Western Digital has announced 18 and 20TB disk drives using a partial microwave-assisted magnetic (MAMR) recording technology implementation (ePMR). Sample shipments are due by the end of the year.
The path is now clear for WD to lift disk capacity to 40TB and beyond.
The Ultrastar data centre DC HC550 is a helium-filled drive in 16TB and 18TB versions. It uses either 8 or 9 platters and has conventionally recorded tracks. The drive implements a form of energy-enhanced perpendicular magnetic recording (ePMR) which has not been explained.
The 20TB DC HC650 has 9 platters and uses shingled magnetic recording (SMR), with zones of partially overlapping tracks, to cram in an extra 2TB of capacity over the HC550.
Current PMR (perpendicular magnetic recording) technology is reaching an areal density limit as the bit areas become too small to sustain a stable magnetic polarity. MAMR uses a more stable recording medium which can sustain smaller bit areas. But writing data now involves beaming microwave energy at the bit area to enable the magnetic polarity to be set by the read/write head.
Christopher Bergey, SVP and GM of WD Data Center Devices, told us in a briefing that WD has a 4-model range of data centre drives:
The HC330 is the only 10TB air-filled drive with as few as six platters. Bergey said 14TB drives hit the market sweet spot, citing TrendFocus research saying that will be the dominant capacity point through to mid-2020.
WD also has a 15TB HC620 which uses shingling but there is no pure 16TB drive in this list. Toshiba has a 16TB drive in its lineup as does Seagate with the 16TB Exos. Bergey said WD is skipping the 16TB level to progress straight to these 18 and 20TB capacity drives.

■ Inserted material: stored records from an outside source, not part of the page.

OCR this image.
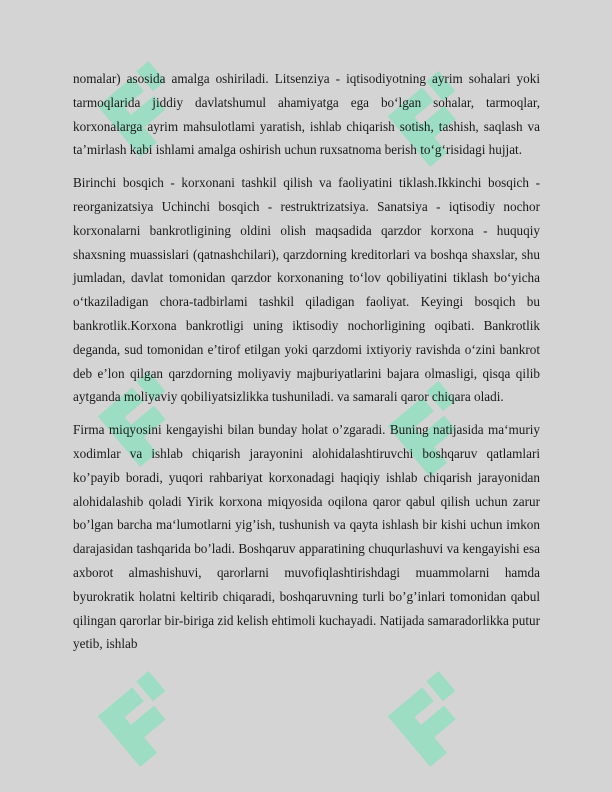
nomalar) asosida amalga oshiriladi. Litsenziya - iqtisodiyotning ayrim sohalari yoki tarmoqlarida jiddiy davlatshumul ahamiyatga ega bo‘lgan sohalar, tarmoqlar, korxonalarga ayrim mahsulotlami yaratish, ishlab chiqarish sotish, tashish, saqlash va ta’mirlash kabi ishlami amalga oshirish uchun ruxsatnoma berish to‘g‘risidagi hujjat.

Birinchi bosqich - korxonani tashkil qilish va faoliyatini tiklash.Ikkinchi bosqich - reorganizatsiya Uchinchi bosqich - restruktrizatsiya. Sanatsiya - iqtisodiy nochor korxonalarni bankrotligining oldini olish maqsadida qarzdor korxona - huquqiy shaxsning muassislari (qatnashchilari), qarzdorning kreditorlari va boshqa shaxslar, shu jumladan, davlat tomonidan qarzdor korxonaning to‘lov qobiliyatini tiklash bo‘yicha o‘tkaziladigan chora-tadbirlami tashkil qiladigan faoliyat. Keyingi bosqich bu bankrotlik.Korxona bankrotligi uning iktisodiy nochorligining oqibati. Bankrotlik deganda, sud tomonidan e’tirof etilgan yoki qarzdomi ixtiyoriy ravishda o‘zini bankrot deb e’lon qilgan qarzdorning moliyaviy majburiyatlarini bajara olmasligi, qisqa qilib aytganda moliyaviy qobiliyatsizlikka tushuniladi. va samarali qaror chiqara oladi.

Firma miqyosini kengayishi bilan bunday holat o’zgaradi. Buning natijasida ma‘muriy xodimlar va ishlab chiqarish jarayonini alohidalashtiruvchi boshqaruv qatlamlari ko’payib boradi, yuqori rahbariyat korxonadagi haqiqiy ishlab chiqarish jarayonidan alohidalashib qoladi Yirik korxona miqyosida oqilona qaror qabul qilish uchun zarur bo’lgan barcha ma‘lumotlarni yig’ish, tushunish va qayta ishlash bir kishi uchun imkon darajasidan tashqarida bo’ladi. Boshqaruv apparatining chuqurlashuvi va kengayishi esa axborot almashishuvi, qarorlarni muvofiqlashtirishdagi muammolarni hamda byurokratik holatni keltirib chiqaradi, boshqaruvning turli bo’g’inlari tomonidan qabul qilingan qarorlar bir-biriga zid kelish ehtimoli kuchayadi. Natijada samaradorlikka putur yetib, ishlab
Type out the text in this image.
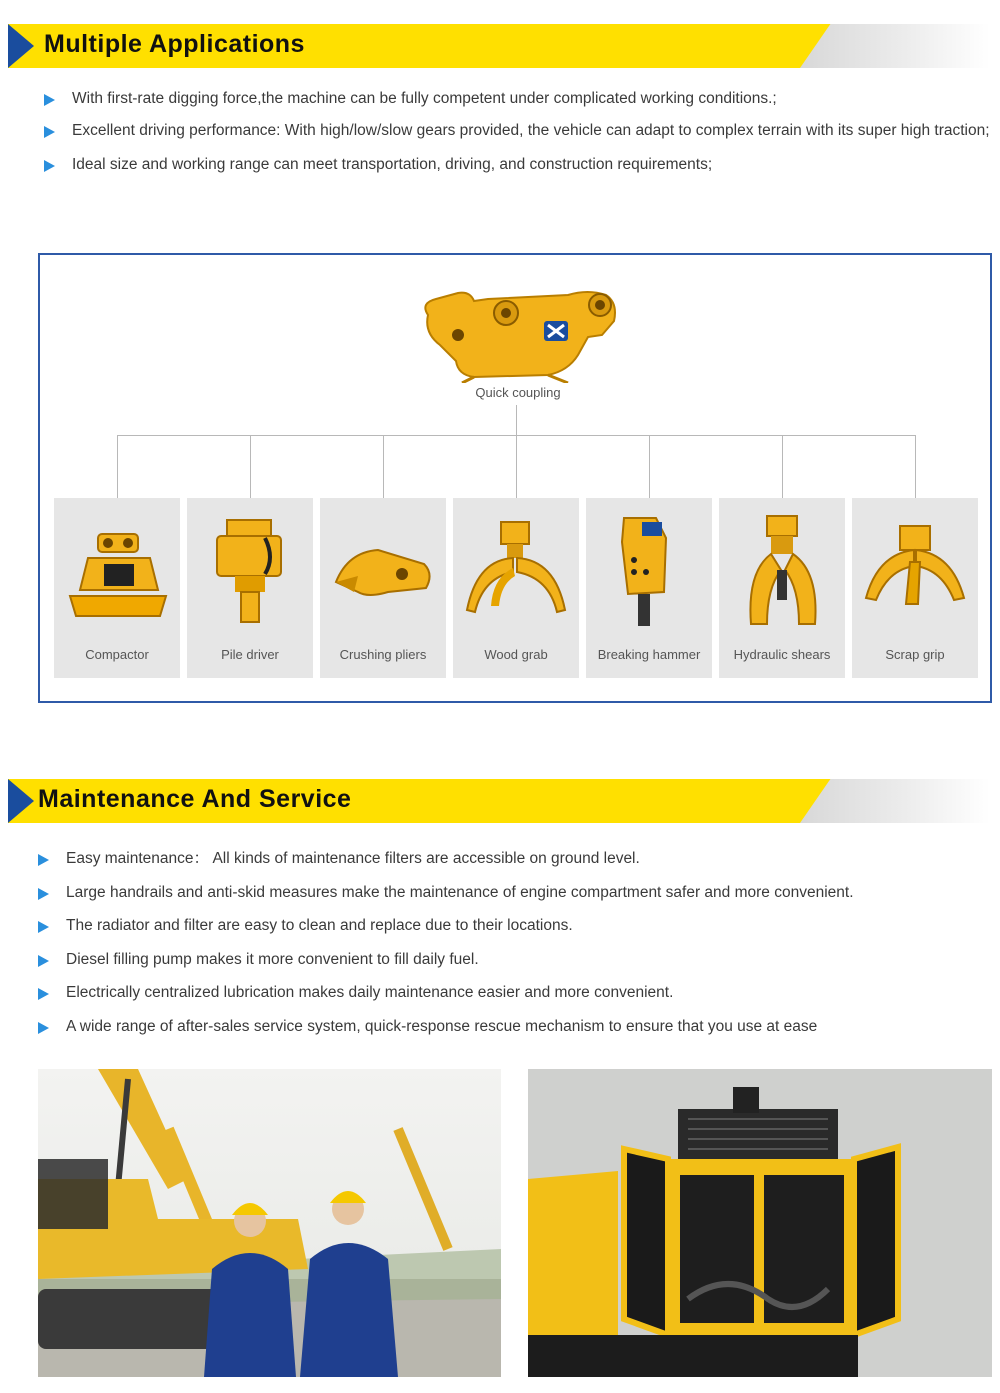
Multiple Applications
With first-rate digging force,the machine can be fully competent under complicated working conditions.;
Excellent driving performance: With high/low/slow gears provided, the vehicle can adapt to complex terrain with its super high traction;
Ideal size and working range can meet transportation, driving, and construction requirements;
Quick coupling
Compactor	Pile driver	Crushing pliers	Wood grab	Breaking hammer	Hydraulic shears	Scrap grip
Maintenance And Service
Easy maintenance： All kinds of maintenance filters are accessible on ground level.
Large handrails and anti-skid measures make the maintenance of engine compartment safer and more convenient.
The radiator and filter are easy to clean and replace due to their locations.
Diesel filling pump makes it more convenient to fill daily fuel.
Electrically centralized lubrication makes daily maintenance easier and more convenient.
A wide range of after-sales service system, quick-response rescue mechanism to ensure that you use at ease
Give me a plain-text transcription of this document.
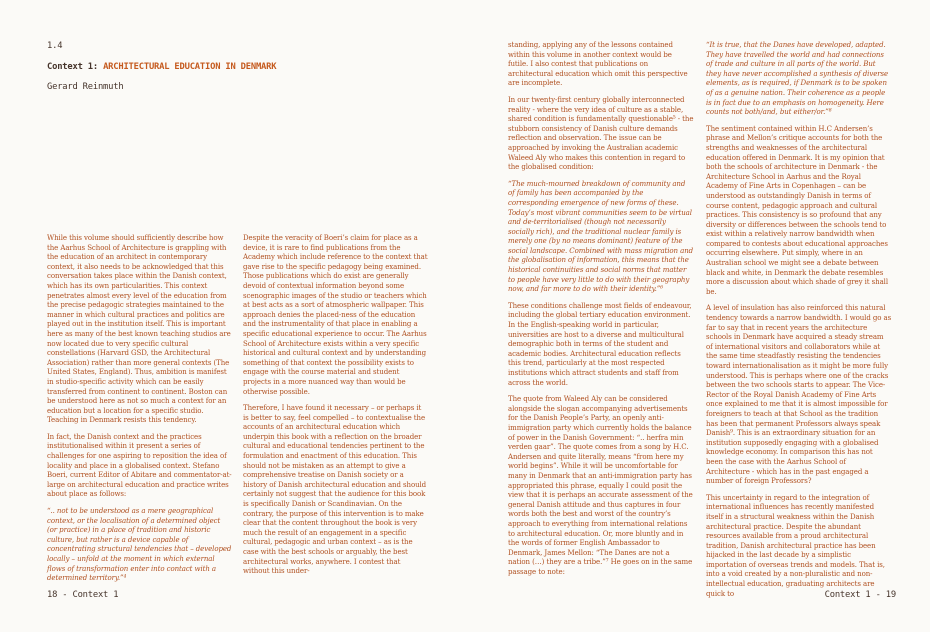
1.4
Context 1: ARCHITECTURAL EDUCATION IN DENMARK
Gerard Reinmuth

While this volume should sufficiently describe how the Aarhus School of Architecture is grappling with the education of an architect in contemporary context, it also needs to be acknowledged that this conversation takes place within the Danish context, which has its own particularities. This context penetrates almost every level of the education from the precise pedagogic strategies maintained to the manner in which cultural practices and politics are played out in the institution itself. This is important here as many of the best known teaching studios are now located due to very specific cultural constellations (Harvard GSD, the Architectural Association) rather than more general contexts (The United States, England). Thus, ambition is manifest in studio-specific activity which can be easily transferred from continent to continent. Boston can be understood here as not so much a context for an education but a location for a specific studio. Teaching in Denmark resists this tendency.

In fact, the Danish context and the practices institutionalised within it present a series of challenges for one aspiring to reposition the idea of locality and place in a globalised context. Stefano Boeri, current Editor of Abitare and commentator-at-large on architectural education and practice writes about place as follows:

“.. not to be understood as a mere geographical context, or the localisation of a determined object (or practice) in a place of tradition and historic culture, but rather is a device capable of concentrating structural tendencies that – developed locally – unfold at the moment in which external flows of transformation enter into contact with a determined territory.”⁴

Despite the veracity of Boeri’s claim for place as a device, it is rare to find publications from the Academy which include reference to the context that gave rise to the specific pedagogy being examined. Those publications which do exist are generally devoid of contextual information beyond some scenographic images of the studio or teachers which at best acts as a sort of atmospheric wallpaper. This approach denies the placed-ness of the education and the instrumentality of that place in enabling a specific educational experience to occur. The Aarhus School of Architecture exists within a very specific historical and cultural context and by understanding something of that context the possibility exists to engage with the course material and student projects in a more nuanced way than would be otherwise possible.

Therefore, I have found it necessary – or perhaps it is better to say, feel compelled – to contextualise the accounts of an architectural education which underpin this book with a reflection on the broader cultural and educational tendencies pertinent to the formulation and enactment of this education. This should not be mistaken as an attempt to give a comprehensive treatise on Danish society or a history of Danish architectural education and should certainly not suggest that the audience for this book is specifically Danish or Scandinavian. On the contrary, the purpose of this intervention is to make clear that the content throughout the book is very much the result of an engagement in a specific cultural, pedagogic and urban context – as is the case with the best schools or arguably, the best architectural works, anywhere. I contest that without this under-

standing, applying any of the lessons contained within this volume in another context would be futile. I also contest that publications on architectural education which omit this perspective are incomplete.

In our twenty-first century globally interconnected reality - where the very idea of culture as a stable, shared condition is fundamentally questionable⁵ - the stubborn consistency of Danish culture demands reflection and observation. The issue can be approached by invoking the Australian academic Waleed Aly who makes this contention in regard to the globalised condition:

“The much-mourned breakdown of community and of family has been accompanied by the corresponding emergence of new forms of these. Today’s most vibrant communities seem to be virtual and de-territorialised (though not necessarily socially rich), and the traditional nuclear family is merely one (by no means dominant) feature of the social landscape. Combined with mass migration and the globalisation of information, this means that the historical continuities and social norms that matter to people have very little to do with their geography now, and far more to do with their identity.”⁶

These conditions challenge most fields of endeavour, including the global tertiary education environment. In the English-speaking world in particular, universities are host to a diverse and multicultural demographic both in terms of the student and academic bodies. Architectural education reflects this trend, particularly at the most respected institutions which attract students and staff from across the world.

The quote from Waleed Aly can be considered alongside the slogan accompanying advertisements for the Danish People’s Party, an openly anti-immigration party which currently holds the balance of power in the Danish Government: “.. herfra min verden gaar”. The quote comes from a song by H.C. Andersen and quite literally, means “from here my world begins”. While it will be uncomfortable for many in Denmark that an anti-immigration party has appropriated this phrase, equally I could posit the view that it is perhaps an accurate assessment of the general Danish attitude and thus captures in four words both the best and worst of the country’s approach to everything from international relations to architectural education. Or, more bluntly and in the words of former English Ambassador to Denmark, James Mellon: “The Danes are not a nation (…) they are a tribe.”⁷ He goes on in the same passage to note:

“It is true, that the Danes have developed, adapted. They have travelled the world and had connections of trade and culture in all parts of the world. But they have never accomplished a synthesis of diverse elements, as is required, if Denmark is to be spoken of as a genuine nation. Their coherence as a people is in fact due to an emphasis on homogeneity. Here counts not both/and, but either/or.”⁸

The sentiment contained within H.C Andersen’s phrase and Mellon’s critique accounts for both the strengths and weaknesses of the architectural education offered in Denmark. It is my opinion that both the schools of architecture in Denmark - the Architecture School in Aarhus and the Royal Academy of Fine Arts in Copenhagen – can be understood as outstandingly Danish in terms of course content, pedagogic approach and cultural practices. This consistency is so profound that any diversity or differences between the schools tend to exist within a relatively narrow bandwidth when compared to contests about educational approaches occurring elsewhere. Put simply, where in an Australian school we might see a debate between black and white, in Denmark the debate resembles more a discussion about which shade of grey it shall be.

A level of insulation has also reinforced this natural tendency towards a narrow bandwidth. I would go as far to say that in recent years the architecture schools in Denmark have acquired a steady stream of international visitors and collaborators while at the same time steadfastly resisting the tendencies toward internationalisation as it might be more fully understood. This is perhaps where one of the cracks between the two schools starts to appear. The Vice-Rector of the Royal Danish Academy of Fine Arts once explained to me that it is almost impossible for foreigners to teach at that School as the tradition has been that permanent Professors always speak Danish⁹. This is an extraordinary situation for an institution supposedly engaging with a globalised knowledge economy. In comparison this has not been the case with the Aarhus School of Architecture - which has in the past engaged a number of foreign Professors?

This uncertainty in regard to the integration of international influences has recently manifested itself in a structural weakness within the Danish architectural practice. Despite the abundant resources available from a proud architectural tradition, Danish architectural practice has been hijacked in the last decade by a simplistic importation of overseas trends and models. That is, into a void created by a non-pluralistic and non-intellectual education, graduating architects are quick to

18 - Context 1	Context 1 - 19
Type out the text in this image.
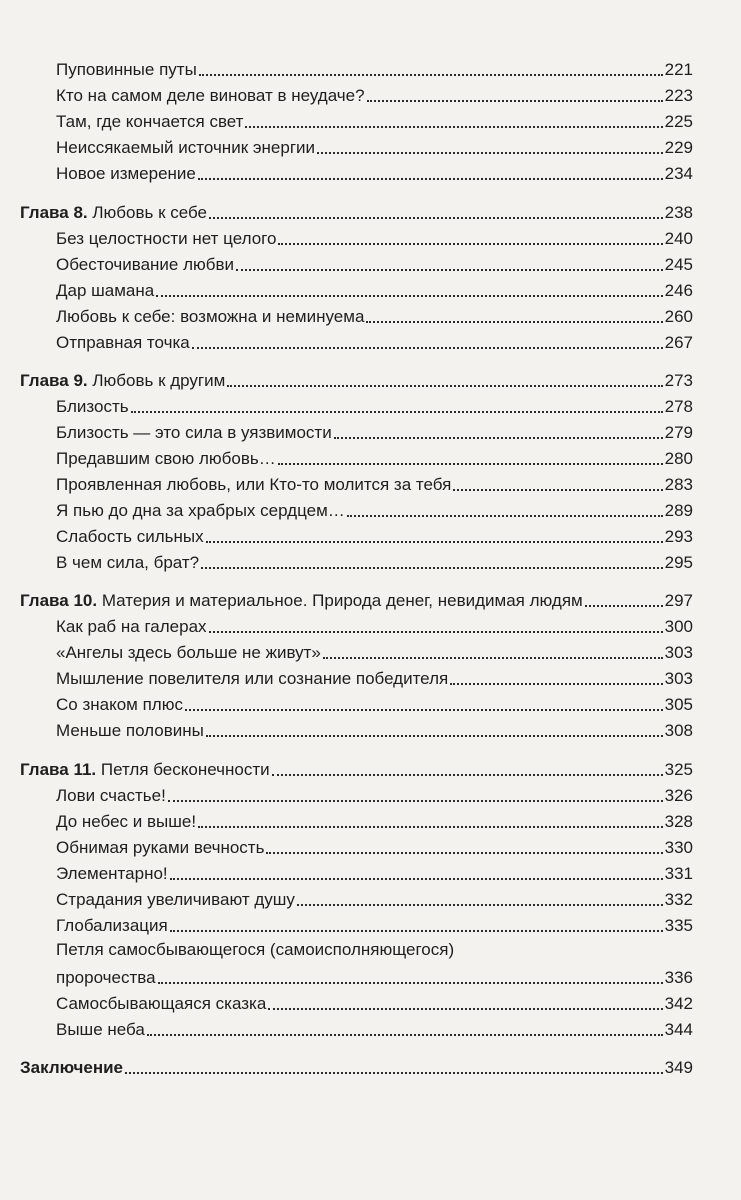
Пуповинные путы	221
Кто на самом деле виноват в неудаче?	223
Там, где кончается свет	225
Неиссякаемый источник энергии	229
Новое измерение	234
Глава 8. Любовь к себе	238
Без целостности нет целого	240
Обесточивание любви	245
Дар шамана	246
Любовь к себе: возможна и неминуема	260
Отправная точка	267
Глава 9. Любовь к другим	273
Близость	278
Близость — это сила в уязвимости	279
Предавшим свою любовь…	280
Проявленная любовь, или Кто-то молится за тебя	283
Я пью до дна за храбрых сердцем…	289
Слабость сильных	293
В чем сила, брат?	295
Глава 10. Материя и материальное. Природа денег, невидимая людям	297
Как раб на галерах	300
«Ангелы здесь больше не живут»	303
Мышление повелителя или сознание победителя	303
Со знаком плюс	305
Меньше половины	308
Глава 11. Петля бесконечности	325
Лови счастье!	326
До небес и выше!	328
Обнимая руками вечность	330
Элементарно!	331
Страдания увеличивают душу	332
Глобализация	335
Петля самосбывающегося (самоисполняющегося)
пророчества	336
Самосбывающаяся сказка	342
Выше неба	344
Заключение	349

Shingled drives rule over flash
The company believes its host-managed SMR drives will become popular, and estimates half of its disk drive exabytes shipped will be on SMR by 2023.
Bergey said demand for high-capacity data centre disk drives will be sustained for several years. In other word they will not be washed away by SSDs using quad level cell or penta level cell flash. WD pointed to TrendFocus estimates of disk drive exabyte shipments to grow 36 per cent annually between 2018- 2023..
Also, WD cites Joseph Unsworth, Research VP at Gartner, who said, “In data centres, lower capacity/mission critical HDDs are increasingly being replaced by flash/SSD technology, however, the nearline capacity business critical HDD technology maintains a considerable advantage in ASP/GB. NAND Flash/SSD technology still has a long way to go to even reach 3X the ASP/GB so we still see a long-term (post-2030) opportunity for these capacity HDDs.”
HC330 and HC530 drives are available now. WD will sample the HC650 and HC550 drives to select customers by the end of the year, with qualification and volume shipments beginning in the first half of 2020. In other words volume ships of these drives are about nine months away.